Senators on the committee voted 17-to-two to approve Matthew Bryza as the top U.S. diplomat in Baku, a position that has been vacant for more than a year. His nomination must now be confirmed by the U.S. Senate, which usually approves the majority of nominations that have cleared the committee.
But a potential roadblock to Bryza's confirmation arose shortly after the vote when Senator Barbara Boxer (Democrat, California) placed a hold on the nomination, preventing the full Senate from voting on it.
RFE/RL later confirmed that Senator Robert Menendez (Democrat, New Jersey), who, along with Boxer, had voted against Bryza during the committee vote, had also placed a hold on the nomination.
Bryza's nomination has been contentious and controversial from the start.
The career diplomat was one of the most visible U.S. officials in the Caucasus region under President George W. Bush, as deputy assistant secretary of state for European and Eurasian affairs.
He was also the U.S. co-chair of the Organization for Security and Cooperation in Europe's (OSCE) Minsk Group, which seeks to broker a settlement between Armenia and Azerbaijan over Nagorno-Karabakh, a region that broke away from Azerbaijan after a war in the 1990s and is populated mainly by ethnic Armenians.
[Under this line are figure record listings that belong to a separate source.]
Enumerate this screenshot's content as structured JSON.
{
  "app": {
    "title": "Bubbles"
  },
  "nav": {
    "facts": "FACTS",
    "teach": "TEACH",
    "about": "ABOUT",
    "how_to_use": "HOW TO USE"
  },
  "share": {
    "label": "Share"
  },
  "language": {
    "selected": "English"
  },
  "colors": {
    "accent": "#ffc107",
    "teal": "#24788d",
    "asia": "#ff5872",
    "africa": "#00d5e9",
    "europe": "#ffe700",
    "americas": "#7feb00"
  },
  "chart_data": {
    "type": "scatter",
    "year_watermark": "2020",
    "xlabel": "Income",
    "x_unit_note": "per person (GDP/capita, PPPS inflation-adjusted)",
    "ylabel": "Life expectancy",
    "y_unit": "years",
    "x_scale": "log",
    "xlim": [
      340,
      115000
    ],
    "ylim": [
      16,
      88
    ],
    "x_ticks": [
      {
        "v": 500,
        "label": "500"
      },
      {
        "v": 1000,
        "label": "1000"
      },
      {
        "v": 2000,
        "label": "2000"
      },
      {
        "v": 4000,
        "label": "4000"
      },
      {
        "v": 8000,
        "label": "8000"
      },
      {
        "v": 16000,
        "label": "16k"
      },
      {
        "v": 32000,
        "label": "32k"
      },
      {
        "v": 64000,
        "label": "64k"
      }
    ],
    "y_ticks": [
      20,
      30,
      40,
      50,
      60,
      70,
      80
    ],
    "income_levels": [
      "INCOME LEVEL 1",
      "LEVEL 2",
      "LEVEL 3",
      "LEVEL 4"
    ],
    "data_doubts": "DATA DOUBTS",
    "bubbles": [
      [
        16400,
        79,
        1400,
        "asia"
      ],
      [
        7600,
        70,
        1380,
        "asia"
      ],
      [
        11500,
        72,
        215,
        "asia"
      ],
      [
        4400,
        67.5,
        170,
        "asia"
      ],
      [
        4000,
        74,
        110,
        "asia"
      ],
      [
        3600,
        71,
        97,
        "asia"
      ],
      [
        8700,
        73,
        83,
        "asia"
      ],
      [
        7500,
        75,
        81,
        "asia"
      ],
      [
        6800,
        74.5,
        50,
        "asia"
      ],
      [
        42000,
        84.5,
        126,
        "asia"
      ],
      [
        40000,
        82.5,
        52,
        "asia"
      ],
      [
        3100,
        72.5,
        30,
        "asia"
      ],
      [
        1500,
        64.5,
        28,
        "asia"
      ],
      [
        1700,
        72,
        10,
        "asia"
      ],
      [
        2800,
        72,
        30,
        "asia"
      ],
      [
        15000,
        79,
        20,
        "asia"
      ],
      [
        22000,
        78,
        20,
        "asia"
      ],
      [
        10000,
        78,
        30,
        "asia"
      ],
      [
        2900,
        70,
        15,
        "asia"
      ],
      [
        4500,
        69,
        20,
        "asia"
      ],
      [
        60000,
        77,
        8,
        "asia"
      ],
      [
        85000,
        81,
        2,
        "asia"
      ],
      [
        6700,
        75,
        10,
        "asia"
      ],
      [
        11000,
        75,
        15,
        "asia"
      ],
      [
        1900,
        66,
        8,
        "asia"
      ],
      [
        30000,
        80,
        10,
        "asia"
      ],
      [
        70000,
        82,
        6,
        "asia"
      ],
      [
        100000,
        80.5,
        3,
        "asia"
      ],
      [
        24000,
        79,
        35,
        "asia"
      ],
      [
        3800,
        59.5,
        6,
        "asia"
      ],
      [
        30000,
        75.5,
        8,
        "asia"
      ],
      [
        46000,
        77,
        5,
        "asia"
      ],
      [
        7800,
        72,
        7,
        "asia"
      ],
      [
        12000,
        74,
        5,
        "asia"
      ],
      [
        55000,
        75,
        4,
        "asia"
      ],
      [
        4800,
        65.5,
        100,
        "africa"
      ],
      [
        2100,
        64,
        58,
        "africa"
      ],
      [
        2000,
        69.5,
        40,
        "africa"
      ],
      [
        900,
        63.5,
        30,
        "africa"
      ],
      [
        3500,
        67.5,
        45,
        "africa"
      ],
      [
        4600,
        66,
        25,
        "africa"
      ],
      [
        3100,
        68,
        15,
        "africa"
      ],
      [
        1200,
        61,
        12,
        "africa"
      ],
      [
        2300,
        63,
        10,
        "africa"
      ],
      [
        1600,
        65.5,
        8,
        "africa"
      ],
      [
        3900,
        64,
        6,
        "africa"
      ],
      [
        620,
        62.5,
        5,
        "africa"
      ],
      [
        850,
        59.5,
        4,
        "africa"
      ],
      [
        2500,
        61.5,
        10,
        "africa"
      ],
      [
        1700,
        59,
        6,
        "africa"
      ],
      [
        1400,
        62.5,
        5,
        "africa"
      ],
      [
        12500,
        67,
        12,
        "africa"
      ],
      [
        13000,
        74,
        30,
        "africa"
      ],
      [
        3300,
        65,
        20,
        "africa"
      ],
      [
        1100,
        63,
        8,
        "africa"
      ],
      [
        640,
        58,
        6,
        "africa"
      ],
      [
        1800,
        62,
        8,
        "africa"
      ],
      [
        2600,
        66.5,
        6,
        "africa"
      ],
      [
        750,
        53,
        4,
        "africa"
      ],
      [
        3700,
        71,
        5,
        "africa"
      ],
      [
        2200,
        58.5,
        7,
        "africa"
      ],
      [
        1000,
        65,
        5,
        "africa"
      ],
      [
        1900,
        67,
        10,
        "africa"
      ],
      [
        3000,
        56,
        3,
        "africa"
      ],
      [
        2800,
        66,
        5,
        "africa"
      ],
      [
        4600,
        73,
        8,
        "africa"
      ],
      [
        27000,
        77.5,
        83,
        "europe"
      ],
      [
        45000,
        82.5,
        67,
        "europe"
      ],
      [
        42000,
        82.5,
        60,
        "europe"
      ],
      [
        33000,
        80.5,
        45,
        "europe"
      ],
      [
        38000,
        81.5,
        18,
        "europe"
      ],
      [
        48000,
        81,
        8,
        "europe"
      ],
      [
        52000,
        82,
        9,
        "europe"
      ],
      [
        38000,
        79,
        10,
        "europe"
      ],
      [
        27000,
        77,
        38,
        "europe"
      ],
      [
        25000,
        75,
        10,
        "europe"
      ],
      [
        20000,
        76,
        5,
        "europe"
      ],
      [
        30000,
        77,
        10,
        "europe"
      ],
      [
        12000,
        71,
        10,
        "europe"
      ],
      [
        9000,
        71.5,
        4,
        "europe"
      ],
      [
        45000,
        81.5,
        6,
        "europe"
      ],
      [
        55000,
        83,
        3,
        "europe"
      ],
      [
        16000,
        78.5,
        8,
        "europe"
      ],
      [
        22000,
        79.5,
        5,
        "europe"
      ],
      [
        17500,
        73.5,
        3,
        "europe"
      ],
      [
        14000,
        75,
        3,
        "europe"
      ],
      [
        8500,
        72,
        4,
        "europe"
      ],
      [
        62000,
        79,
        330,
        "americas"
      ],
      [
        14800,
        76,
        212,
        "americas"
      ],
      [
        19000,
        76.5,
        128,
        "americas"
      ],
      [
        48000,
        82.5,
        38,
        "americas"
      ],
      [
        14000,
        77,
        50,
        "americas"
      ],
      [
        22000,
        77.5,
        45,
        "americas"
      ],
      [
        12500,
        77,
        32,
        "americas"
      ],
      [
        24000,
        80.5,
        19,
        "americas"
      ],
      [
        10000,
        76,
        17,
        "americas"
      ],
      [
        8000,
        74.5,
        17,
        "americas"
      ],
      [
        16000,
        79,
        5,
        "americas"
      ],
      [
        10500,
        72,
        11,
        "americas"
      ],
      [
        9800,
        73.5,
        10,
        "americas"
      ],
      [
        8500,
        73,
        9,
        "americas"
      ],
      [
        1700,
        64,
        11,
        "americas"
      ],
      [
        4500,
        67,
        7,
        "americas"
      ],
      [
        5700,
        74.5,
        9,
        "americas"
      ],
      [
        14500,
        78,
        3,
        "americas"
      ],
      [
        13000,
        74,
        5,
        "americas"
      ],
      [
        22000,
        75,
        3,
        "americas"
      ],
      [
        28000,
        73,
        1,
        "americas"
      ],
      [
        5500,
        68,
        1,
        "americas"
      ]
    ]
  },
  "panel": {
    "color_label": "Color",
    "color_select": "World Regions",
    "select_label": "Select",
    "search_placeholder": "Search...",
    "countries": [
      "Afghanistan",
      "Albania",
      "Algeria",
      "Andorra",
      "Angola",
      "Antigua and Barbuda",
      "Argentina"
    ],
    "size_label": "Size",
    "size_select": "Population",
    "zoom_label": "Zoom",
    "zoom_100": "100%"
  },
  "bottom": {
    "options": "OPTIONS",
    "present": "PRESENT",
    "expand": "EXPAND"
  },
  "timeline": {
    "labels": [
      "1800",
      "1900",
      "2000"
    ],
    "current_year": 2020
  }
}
But Bryza's nomination, which was announced in late May, provoked an immediate and angry response from Armenian diaspora groups and some Armenian officials, who accuse Bryza of a pro-Azerbaijan bias.
The Senate Foreign Relations Committee had originally scheduled a vote on Bryza for August 3, but it was postponed at the request of Boxer and pushed back until after Congress's summer recess.
Boxer, who represents California, the U.S. state with the largest Armenian-American constituency, was one of a number of senators who had strongly questioned Bryza at a July 22 hearing.
She had asked Bryza why he had not explicitly condemned Azerbaijan for its role in a June firefight near Nagorno-Karabakh that left one Azerbaijani and four Armenian soldiers dead. Armenian and Karabakh officials had described the clash as an act of Azerbaijani aggression, while Azerbaijan said the incident was a consequence of Armenia's failure to withdraw from its territory.
Bryza referred to an OSCE statement condemning the violence and said, "There is no military solution to the conflict in Nagorno-Karabakh."
"I agree with you," said Boxer in response, "but that's why I was looking for a more forceful answer in terms of the condemnation of Azerbaijan."
The California senator, along with fellow Democratic colleagues, also pressed Bryza on several other matters from his State Department days, including a quote attributed to him that said, "Armenia must agree that Nagorno-Karabakh is legally part of Azerbaijan," and his delay of three months in condemning Azerbaijani desecration of Armenian gravesites.
In his defense, Bryza said his words had been incorrectly translated from Russian, and that he had needed time to clarify the circumstances surrounding the destruction of the graves.
"Being criticized or being thought of as being closer to one side or the other is part of the game, and I have to just remain always objective and deliver the tough messages when necessary," Bryza said.
Concerns And Support
At the September 21 vote, Boxer said she wasn't confident that Bryza would deliver those messages when it comes to confronting the government of Azerbaijan's President Ilham Aliyev.
"Mr. Bryza has demonstrated a pattern of unwillingness to speak out forcefully in the face of continued Azerbaijani aggression toward Nagorno-Karabakh," she told the committee. "My 'no' vote today is a reflection of my belief that...we desperately need someone who unequivocally believes that we must stand up to threats of violence, wherever they come from, as we continue down the tough road to peace."
Bryza has received consistent support from Republican backers, however, including the Senate Foreign Relations Committee's top minority member, Richard Lugar (Republican, Indiana), who has praised the diplomat for "[advancing] United States interests by taking a balanced approach."
Ahead of the September 21 vote, the Armenian National Committee of American (ANCA), an influential Armenian lobbying group, sent letters to senators urging them to stop Bryza's nomination. Their website's headline was split between a message of congratulations on Armenia's Independence Day and a call to voters to press their senators on the Bryza nomination.
Aram Hamparian, ANCA's executive director, told RFE/RL after the vote that he was disappointed at the outcome, blaming it on a "business-as-usual" mentality in Congress.
"A lot of senators have a lot of reservations about the Bryza confirmation, but institutionally, there is a kind of built-in deference on the legislative side to presidential appointments," Hamparian. "And I think that very often legislators give the benefit of the doubt to a nominee even when they have some serious, serious reservations about that nominee."
He said his group would continue to rally senators' support to fight the confirmation.
The U.S. Azeris Network (USAN), an advocacy organization made up of U.S. citizens of Azerbaijani background, has supported Bryza's nomination since it was first announced.
In e-mailed comments to RFE/RL, USAN co-founder Adil Baguirov welcomed the result of the vote and said its members had sent "hundreds of letters" to Congress asking senators to consider the nomination without giving weight to "groundless allegations" against Bryza.